Кирпотин был мастер на всякие плутни. Когда то он заворачивал делами в РАПП'е (Российской ассоциации пролетарских писателей) в компании с Л. Авербахом, В. Киршоном, расстрелянными за «вредительство в области идеологии и культуры». Но, ловкий и скользкий, он вывернулся, стал заворачивать делами и в новом Союзе писателей. Когда-то он был главарем того направления в критике, которое ныне отвергалось, как вульгарно-материалистическое. Он быстро перестроился: написал книгу «Наследие Пушкина и коммунизм», заостренную против вульгарного материализма. На вокзале 16-го октября он пускал в ход все плутовские подходы и выверты. Но и это не действовало на коменданта. Выведенный из терпения, комендант побагровел, остановился и, точно раскалывая полено, махнул руками:

— Нет и нет! Ни паровозов, ни вагонов… жалуйтесь хоть самому наркому!

Станционный сторож открыл широкую дверь на перрон.
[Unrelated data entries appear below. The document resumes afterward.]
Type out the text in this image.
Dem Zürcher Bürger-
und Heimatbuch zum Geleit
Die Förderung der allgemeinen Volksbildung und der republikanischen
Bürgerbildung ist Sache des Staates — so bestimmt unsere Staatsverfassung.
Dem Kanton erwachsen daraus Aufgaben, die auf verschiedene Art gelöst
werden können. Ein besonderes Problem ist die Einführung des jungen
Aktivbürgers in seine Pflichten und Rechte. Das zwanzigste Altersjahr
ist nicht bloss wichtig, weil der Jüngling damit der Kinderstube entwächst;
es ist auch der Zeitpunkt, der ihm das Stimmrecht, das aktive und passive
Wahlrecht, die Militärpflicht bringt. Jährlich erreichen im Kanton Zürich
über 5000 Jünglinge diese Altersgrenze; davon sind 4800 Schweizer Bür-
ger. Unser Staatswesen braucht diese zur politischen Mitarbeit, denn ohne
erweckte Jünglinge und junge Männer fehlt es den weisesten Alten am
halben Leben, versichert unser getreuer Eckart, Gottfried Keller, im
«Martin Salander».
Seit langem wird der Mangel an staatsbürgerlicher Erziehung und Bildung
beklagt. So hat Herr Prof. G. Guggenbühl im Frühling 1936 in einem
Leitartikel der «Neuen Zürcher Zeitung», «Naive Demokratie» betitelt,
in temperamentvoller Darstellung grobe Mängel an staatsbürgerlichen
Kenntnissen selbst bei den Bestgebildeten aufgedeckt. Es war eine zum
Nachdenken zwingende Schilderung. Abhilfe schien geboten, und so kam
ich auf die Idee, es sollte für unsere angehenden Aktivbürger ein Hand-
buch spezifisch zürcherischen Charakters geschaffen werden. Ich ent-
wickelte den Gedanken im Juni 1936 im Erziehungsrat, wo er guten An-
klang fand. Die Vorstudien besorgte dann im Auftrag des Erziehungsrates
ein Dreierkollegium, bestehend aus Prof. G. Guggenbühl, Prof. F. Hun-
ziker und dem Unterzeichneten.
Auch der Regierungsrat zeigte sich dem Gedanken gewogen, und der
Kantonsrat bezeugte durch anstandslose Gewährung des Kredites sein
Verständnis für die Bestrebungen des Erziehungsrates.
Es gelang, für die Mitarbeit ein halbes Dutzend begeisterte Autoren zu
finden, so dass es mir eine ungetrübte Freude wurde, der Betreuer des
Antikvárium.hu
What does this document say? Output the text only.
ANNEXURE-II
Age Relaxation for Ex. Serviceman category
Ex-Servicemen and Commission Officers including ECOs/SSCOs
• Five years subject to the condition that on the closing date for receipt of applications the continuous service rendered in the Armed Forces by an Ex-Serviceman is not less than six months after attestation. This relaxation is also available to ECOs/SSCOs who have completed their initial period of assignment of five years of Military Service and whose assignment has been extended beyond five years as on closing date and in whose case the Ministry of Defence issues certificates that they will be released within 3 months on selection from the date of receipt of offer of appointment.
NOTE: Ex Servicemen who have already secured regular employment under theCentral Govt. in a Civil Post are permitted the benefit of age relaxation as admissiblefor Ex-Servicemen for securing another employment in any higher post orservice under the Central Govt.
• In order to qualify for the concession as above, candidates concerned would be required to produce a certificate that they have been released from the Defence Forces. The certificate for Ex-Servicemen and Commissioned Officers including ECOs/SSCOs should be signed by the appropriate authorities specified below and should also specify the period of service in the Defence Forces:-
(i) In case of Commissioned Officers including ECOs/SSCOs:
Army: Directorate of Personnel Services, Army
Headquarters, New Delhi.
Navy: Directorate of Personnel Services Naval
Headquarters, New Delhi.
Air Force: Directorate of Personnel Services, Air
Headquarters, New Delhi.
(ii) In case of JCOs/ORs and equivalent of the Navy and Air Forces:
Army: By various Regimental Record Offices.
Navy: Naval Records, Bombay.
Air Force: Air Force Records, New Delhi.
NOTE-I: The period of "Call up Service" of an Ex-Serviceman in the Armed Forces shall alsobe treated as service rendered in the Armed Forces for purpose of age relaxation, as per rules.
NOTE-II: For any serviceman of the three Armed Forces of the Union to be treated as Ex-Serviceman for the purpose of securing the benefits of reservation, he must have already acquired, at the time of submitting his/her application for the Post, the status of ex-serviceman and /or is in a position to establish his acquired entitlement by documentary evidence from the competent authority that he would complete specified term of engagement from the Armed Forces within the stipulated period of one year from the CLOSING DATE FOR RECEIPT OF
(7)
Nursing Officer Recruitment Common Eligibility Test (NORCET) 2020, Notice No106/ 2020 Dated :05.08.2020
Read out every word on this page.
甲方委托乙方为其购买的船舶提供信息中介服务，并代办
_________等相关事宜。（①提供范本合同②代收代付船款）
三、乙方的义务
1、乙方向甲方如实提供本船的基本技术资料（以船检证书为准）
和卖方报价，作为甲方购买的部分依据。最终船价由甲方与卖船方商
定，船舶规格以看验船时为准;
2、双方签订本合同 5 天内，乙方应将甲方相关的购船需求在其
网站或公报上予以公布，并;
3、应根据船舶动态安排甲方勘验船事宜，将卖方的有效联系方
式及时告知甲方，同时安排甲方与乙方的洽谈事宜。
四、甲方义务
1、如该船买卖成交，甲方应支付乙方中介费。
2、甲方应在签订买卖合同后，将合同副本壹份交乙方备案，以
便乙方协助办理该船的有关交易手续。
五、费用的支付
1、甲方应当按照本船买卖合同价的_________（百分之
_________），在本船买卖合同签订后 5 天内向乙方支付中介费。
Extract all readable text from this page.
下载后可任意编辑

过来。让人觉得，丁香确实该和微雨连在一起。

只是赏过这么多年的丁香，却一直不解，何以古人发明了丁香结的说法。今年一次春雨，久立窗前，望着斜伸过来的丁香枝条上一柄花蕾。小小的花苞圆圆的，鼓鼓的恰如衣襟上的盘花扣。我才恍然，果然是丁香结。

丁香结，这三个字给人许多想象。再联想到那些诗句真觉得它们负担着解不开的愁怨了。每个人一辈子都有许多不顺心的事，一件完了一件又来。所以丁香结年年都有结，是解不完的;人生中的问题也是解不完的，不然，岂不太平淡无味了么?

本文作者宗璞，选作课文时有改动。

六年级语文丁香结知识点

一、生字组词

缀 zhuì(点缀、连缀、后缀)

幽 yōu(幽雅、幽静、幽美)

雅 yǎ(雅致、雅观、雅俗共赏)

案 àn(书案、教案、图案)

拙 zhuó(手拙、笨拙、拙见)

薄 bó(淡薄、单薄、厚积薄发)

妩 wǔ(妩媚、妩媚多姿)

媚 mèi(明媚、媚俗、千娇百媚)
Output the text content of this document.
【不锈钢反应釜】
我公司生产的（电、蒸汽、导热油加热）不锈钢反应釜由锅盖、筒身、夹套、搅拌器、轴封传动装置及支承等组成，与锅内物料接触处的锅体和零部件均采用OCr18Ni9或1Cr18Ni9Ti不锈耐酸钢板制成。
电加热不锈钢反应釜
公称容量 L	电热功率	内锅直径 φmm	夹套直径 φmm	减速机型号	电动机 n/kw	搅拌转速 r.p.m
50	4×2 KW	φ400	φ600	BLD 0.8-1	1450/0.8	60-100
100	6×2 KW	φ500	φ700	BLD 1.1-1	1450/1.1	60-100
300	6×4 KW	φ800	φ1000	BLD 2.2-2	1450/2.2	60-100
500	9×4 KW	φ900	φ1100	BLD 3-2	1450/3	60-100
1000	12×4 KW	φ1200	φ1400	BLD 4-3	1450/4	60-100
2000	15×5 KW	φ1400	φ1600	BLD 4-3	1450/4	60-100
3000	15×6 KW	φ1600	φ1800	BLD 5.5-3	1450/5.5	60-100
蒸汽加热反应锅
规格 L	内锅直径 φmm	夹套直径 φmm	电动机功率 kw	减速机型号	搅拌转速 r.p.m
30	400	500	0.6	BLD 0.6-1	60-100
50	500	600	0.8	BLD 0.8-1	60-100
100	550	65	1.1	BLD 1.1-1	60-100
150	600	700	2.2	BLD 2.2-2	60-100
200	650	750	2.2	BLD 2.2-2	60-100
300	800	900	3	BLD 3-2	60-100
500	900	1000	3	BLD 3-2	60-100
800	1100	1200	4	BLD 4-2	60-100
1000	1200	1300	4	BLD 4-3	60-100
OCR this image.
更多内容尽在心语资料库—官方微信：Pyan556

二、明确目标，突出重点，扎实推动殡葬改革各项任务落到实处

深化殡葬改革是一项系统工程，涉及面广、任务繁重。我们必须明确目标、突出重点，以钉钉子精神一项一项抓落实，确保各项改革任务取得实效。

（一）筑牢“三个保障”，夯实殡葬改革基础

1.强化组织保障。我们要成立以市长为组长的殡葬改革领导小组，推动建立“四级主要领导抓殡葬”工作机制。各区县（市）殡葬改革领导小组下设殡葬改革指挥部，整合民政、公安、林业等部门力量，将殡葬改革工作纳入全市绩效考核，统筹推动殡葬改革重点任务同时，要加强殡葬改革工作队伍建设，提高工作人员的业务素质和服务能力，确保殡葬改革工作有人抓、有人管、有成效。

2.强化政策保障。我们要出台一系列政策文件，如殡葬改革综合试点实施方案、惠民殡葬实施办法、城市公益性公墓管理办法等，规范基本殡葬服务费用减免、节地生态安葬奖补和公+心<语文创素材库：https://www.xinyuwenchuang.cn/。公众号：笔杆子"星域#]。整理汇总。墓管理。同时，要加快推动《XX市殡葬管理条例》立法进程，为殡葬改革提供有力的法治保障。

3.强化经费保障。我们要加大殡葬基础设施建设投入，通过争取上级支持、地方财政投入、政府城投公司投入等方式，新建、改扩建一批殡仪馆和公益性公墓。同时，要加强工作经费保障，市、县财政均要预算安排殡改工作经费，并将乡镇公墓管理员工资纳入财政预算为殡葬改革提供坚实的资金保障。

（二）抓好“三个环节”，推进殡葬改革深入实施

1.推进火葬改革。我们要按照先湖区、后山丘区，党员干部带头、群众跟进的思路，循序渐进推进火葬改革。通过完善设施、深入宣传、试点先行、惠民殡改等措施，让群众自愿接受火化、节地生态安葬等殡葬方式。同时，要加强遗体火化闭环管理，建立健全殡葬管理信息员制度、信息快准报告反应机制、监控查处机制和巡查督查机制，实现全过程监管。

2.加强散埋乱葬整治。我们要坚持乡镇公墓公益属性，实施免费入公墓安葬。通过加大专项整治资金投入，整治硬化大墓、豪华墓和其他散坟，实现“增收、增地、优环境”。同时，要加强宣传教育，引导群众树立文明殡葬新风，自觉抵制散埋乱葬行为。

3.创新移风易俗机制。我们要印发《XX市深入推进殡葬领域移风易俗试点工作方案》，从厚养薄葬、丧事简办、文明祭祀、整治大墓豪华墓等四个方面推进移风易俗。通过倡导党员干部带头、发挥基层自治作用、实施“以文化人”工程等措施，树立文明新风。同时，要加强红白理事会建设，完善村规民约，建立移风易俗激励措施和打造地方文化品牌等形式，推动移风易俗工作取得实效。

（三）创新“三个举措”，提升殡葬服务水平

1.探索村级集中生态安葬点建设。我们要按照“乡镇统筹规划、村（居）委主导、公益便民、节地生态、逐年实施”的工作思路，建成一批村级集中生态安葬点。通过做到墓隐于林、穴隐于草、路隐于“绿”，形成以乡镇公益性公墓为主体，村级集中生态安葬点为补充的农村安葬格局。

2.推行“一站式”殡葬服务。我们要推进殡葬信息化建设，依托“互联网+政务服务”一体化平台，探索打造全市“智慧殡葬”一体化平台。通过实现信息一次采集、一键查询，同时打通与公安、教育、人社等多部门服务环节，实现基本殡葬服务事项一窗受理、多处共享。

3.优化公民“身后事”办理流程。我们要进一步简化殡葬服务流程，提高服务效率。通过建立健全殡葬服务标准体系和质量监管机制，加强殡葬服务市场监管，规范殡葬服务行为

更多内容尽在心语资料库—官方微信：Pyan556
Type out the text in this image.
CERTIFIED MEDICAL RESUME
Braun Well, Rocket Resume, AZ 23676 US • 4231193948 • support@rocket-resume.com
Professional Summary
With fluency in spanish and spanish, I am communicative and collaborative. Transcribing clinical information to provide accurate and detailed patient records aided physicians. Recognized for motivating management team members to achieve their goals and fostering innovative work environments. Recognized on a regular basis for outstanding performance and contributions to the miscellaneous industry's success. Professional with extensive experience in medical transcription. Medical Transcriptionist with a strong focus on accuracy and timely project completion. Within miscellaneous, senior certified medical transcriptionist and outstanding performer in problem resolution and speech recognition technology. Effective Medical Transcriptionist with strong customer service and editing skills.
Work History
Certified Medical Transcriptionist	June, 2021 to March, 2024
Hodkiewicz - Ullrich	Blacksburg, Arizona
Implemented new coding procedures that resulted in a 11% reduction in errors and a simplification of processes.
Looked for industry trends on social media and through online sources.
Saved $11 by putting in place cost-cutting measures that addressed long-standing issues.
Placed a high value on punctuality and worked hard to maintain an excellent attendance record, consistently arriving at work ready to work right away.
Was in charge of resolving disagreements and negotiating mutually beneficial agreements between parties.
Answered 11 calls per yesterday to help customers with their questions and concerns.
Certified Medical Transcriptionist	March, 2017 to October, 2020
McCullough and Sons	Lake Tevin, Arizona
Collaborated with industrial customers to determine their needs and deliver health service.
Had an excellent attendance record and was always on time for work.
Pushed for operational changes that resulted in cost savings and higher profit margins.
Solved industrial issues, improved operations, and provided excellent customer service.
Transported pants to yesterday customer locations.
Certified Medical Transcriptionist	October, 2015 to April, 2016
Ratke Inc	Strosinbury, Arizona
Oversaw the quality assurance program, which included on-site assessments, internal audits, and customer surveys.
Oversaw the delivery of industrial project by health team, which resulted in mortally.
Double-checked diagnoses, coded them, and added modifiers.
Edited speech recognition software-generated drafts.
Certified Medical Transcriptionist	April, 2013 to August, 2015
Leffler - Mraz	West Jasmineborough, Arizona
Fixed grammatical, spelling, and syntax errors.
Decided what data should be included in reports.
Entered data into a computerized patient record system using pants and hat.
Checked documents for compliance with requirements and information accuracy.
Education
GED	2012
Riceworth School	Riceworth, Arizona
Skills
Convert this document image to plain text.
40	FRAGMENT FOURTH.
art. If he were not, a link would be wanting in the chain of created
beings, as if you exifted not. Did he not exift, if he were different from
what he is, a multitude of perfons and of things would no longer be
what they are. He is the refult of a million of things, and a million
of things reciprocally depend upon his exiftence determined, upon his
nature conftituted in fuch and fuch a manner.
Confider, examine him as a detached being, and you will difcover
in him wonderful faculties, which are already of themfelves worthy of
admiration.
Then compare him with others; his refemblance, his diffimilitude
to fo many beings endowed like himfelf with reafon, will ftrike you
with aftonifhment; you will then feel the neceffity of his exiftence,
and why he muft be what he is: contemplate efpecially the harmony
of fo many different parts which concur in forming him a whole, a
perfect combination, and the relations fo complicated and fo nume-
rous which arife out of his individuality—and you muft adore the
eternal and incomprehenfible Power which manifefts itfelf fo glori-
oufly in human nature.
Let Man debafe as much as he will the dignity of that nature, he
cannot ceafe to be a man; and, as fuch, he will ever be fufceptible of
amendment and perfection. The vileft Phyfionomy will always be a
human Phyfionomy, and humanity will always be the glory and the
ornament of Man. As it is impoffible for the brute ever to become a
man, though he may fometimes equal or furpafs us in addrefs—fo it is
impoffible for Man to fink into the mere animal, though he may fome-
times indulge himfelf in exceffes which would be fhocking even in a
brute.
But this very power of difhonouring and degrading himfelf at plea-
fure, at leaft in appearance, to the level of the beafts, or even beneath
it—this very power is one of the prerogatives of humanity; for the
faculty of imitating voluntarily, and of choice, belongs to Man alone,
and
В раствор было видно, как из правительственного салона, окна которого были затянуты кремовыми шторами, выходили известные всей Москве сановники — цекисты в зеленых шубах и с каракулевыми воротниками, дипломаты в голубых шинелях с широкими серебряными погонами.

— Вот видите… — пробормотал комендант и быстро пошел навстречу.

Кирпотин тоже нырнул на перрон и, пожимая руку одному из дипломатов, присоединился к шествию.

Под сводами большой многооконной залы ожидания вдруг воцарилась тишина. Из черной раззявленной глотки радио-рупора посыпались стеклянно-звонкие удары клавишей — позывные московского радиовещания. Начальными тактами песни «Широка страна моя родная» предварялись важные правительственные сообщения.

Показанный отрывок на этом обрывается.